In den letzten 20 Jahren hat sich das Besucheraufkommen in Museen und Ausstellungen stark verändert. Einerseits erfuhren Museen bis Mitte der 2010er Jahre einen Anstieg an Besucherzahlen: prestigeträchtige Sonderausstellungen, verbesserte Zugänglichkeit, ein wachsendes Interesse an kultureller Bildung und die Globalisierung des Tourismus führten zu höheren Besucherströmen. Spektakuläre Ausstellungskonzepte zogen ein breites Publikum an. Parallel dazu wirkten sich digitale Entwicklungen aus. Die Verbreitung von Smartphones und sozialen Medien veränderte die Erwartungen der Besucher. Museen reagierten, indem sie ihre Inhalte digitalisierten, virtuelle Rundgänge anboten und interaktive Ausstellungen entwickelten. Die COVID-19-Pandemie brachte jedoch einen Wendepunkt: Museen mußten wochenlang schließen, was zu einem starken Rückgang der Besucherzahlen und wirtschaftlichen Einbrüchen führte. Seither kämpfen viele Häuser darum, das Publikum zurückzugewinnen, insbesondere ältere Generationen und Touristen. Bis heute ist das Besucheraufkommen unbeständig und abhängig von Themen, Standorten und neuen Formaten.
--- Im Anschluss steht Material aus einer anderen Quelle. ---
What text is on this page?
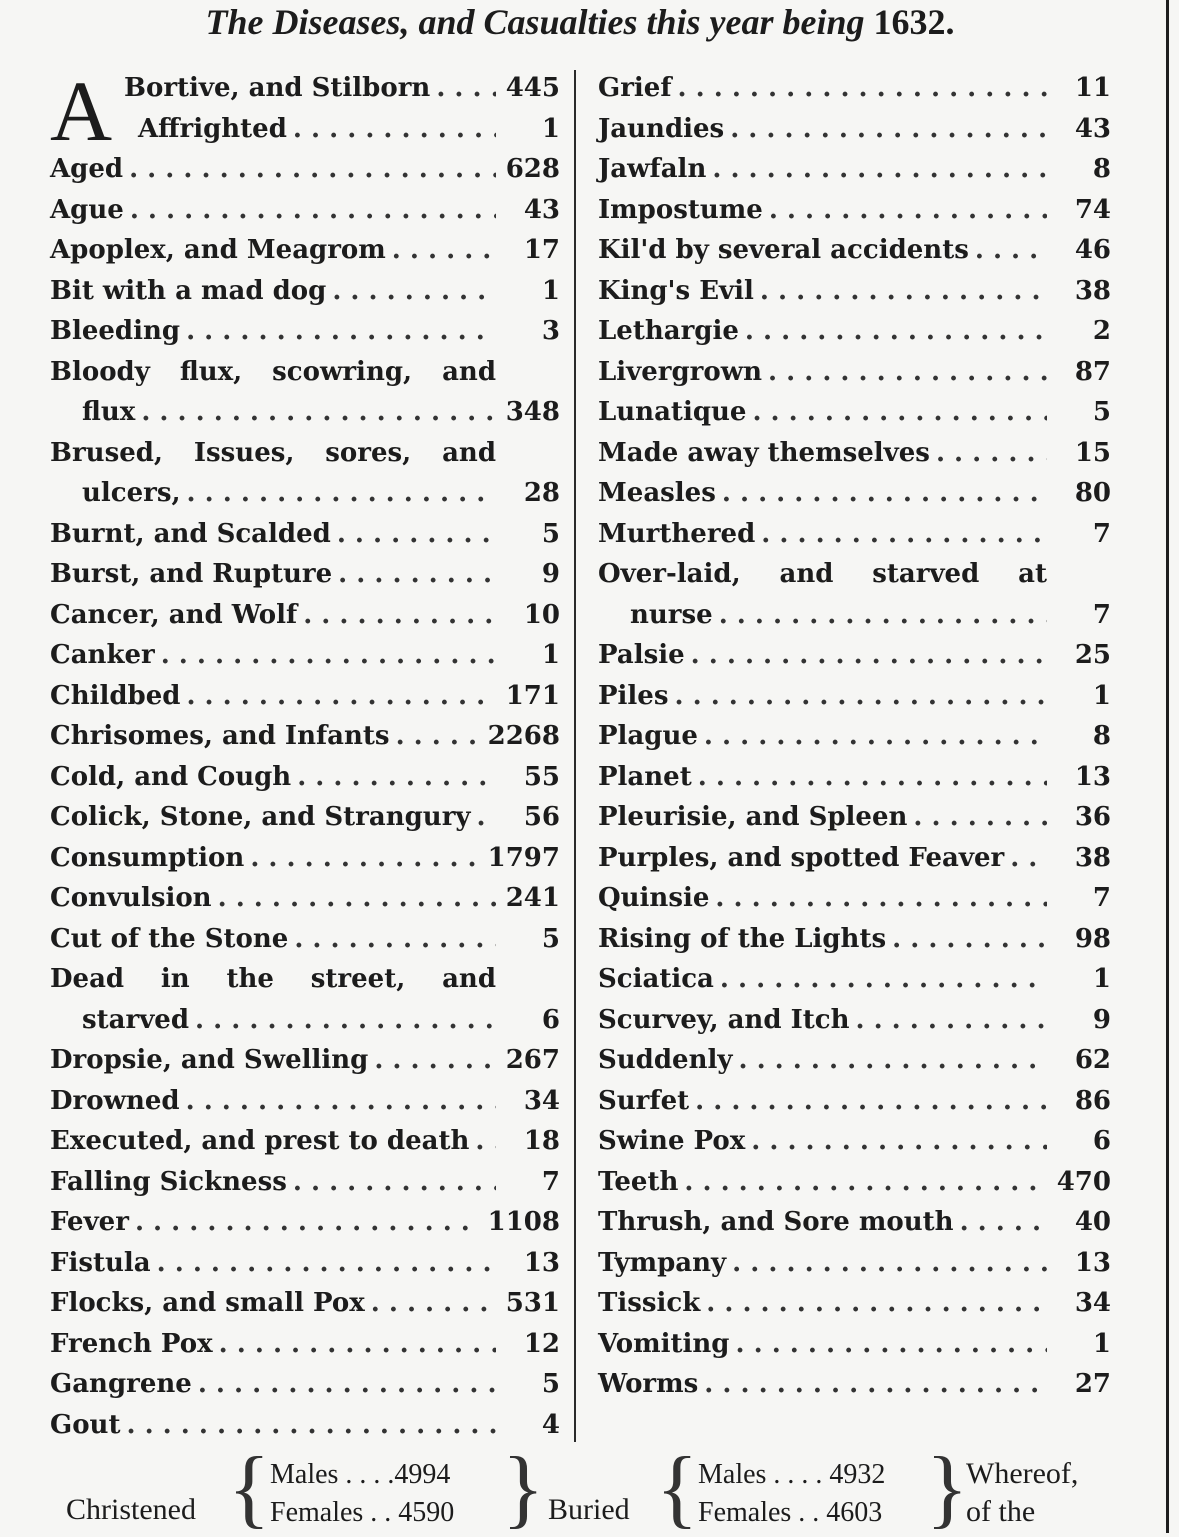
The Diseases, and Casualties this year being 1632.
A Bortive, and Stilborn . . .	445
Affrighted . . .	1
Aged . . .	628
Ague . . .	43
Apoplex, and Meagrom . . .	17
Bit with a mad dog . . .	1
Bleeding . . .	3
Bloody flux, scowring, and
flux . . .	348
Brused, Issues, sores, and
ulcers, . . .	28
Burnt, and Scalded . . .	5
Burst, and Rupture . . .	9
Cancer, and Wolf . . .	10
Canker . . .	1
Childbed . . .	171
Chrisomes, and Infants . . .	2268
Cold, and Cough . . .	55
Colick, Stone, and Strangury . . .	56
Consumption . . .	1797
Convulsion . . .	241
Cut of the Stone . . .	5
Dead in the street, and
starved . . .	6
Dropsie, and Swelling . . .	267
Drowned . . .	34
Executed, and prest to death . . .	18
Falling Sickness . . .	7
Fever . . .	1108
Fistula . . .	13
Flocks, and small Pox . . .	531
French Pox . . .	12
Gangrene . . .	5
Gout . . .	4
Grief . . .	11
Jaundies . . .	43
Jawfaln . . .	8
Impostume . . .	74
Kil'd by several accidents . . .	46
King's Evil . . .	38
Lethargie . . .	2
Livergrown . . .	87
Lunatique . . .	5
Made away themselves . . .	15
Measles . . .	80
Murthered . . .	7
Over-laid, and starved at
nurse . . .	7
Palsie . . .	25
Piles . . .	1
Plague . . .	8
Planet . . .	13
Pleurisie, and Spleen . . .	36
Purples, and spotted Feaver . . .	38
Quinsie . . .	7
Rising of the Lights . . .	98
Sciatica . . .	1
Scurvey, and Itch . . .	9
Suddenly . . .	62
Surfet . . .	86
Swine Pox . . .	6
Teeth . . .	470
Thrush, and Sore mouth . . .	40
Tympany . . .	13
Tissick . . .	34
Vomiting . . .	1
Worms . . .	27
Christened { Males . . . .4994
Females . . 4590 } Buried { Males . . . . 4932
Females . . 4603 }
Whereof,
of the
Eine meiner momentan größten persönlichen Herausforderungen in der Museumsarbeit ist es, junge Menschen für unsere Inhalte zu begeistern. Meine Überzeugung lautet: Kunst und Kultur müssen erlebbar sein. Ich hoffe, daß wir es schaffen, ein Programm zu entwickeln, das die jüngeren Generationen nicht nur erreicht, sondern auch begeistert. Das Ziel ist es, nicht nur Wissen zu vermitteln, sondern auch einen Raum für Kreativität und Eigeninitiative zu schaffen, durch Ausstellungen, die sich ihrer Relevanz in der Gegenwart bewußt sind, aber auch durch innovative Vermittlungsmethoden, die Neugier wecken.

Die Zusammenarbeit mit anderen Kulturschaffenden sehe ich als eine weitere große Bereicherung. Leider ist diese durch eine übertriebene Bürokratie und selbst auferlegte Vorschriften nur noch in einzelnen Fällen möglich. Gerade in einer kleinen Stadt wie Iphofen ist es wichtig, daß wir uns nicht abschotten, sondern mit regionalen, nationalen und internationalen Partnern Synergien schaffen. Das Museum soll ein Ort sein, der Menschen zusammenbringt – unabhängig von Alter, Herkunft oder Bildung. Wir müssen sichtbar bleiben und in der Gemeinschaft eine Rolle spielen. Kunst und Kultur sind für mich nicht nur Spiegel der Vergangenheit, sie sind auch Werkzeuge für die Zukunft. In einer sich schnell wandelnden Welt wünsche ich mir, daß Museen Orte der Reflexion und Begegnung bleiben.

Hubert Schwarz,
Extremsportler und Unternehmer

Hubert Schwarz, Extremsportler und UnternehmerAls Extremsportler habe ich die Erde zweimal nonstop umradelt, den australischen Kontinent in Rekordzeit bei Bruthitze umrundet, Amerika 9 x durchquert und im tiefsten Winter von Alaska das Winter Bicycle Classic gefinished. Ich war bereit Risiken einzugehen, habe meine Komfortzone vielfach verlassen und erfahren, daß das Leben voller Möglichkeiten besteht. Die vielen Begegnungen mit unterschiedlichsten Menschen inspirierten, unterstützten und lehrten mich, daß Durchhaltevermögen, Leidenschaft und der Mut, das Unbekannte zu erkunden, zu persönlichem Wachstum führen.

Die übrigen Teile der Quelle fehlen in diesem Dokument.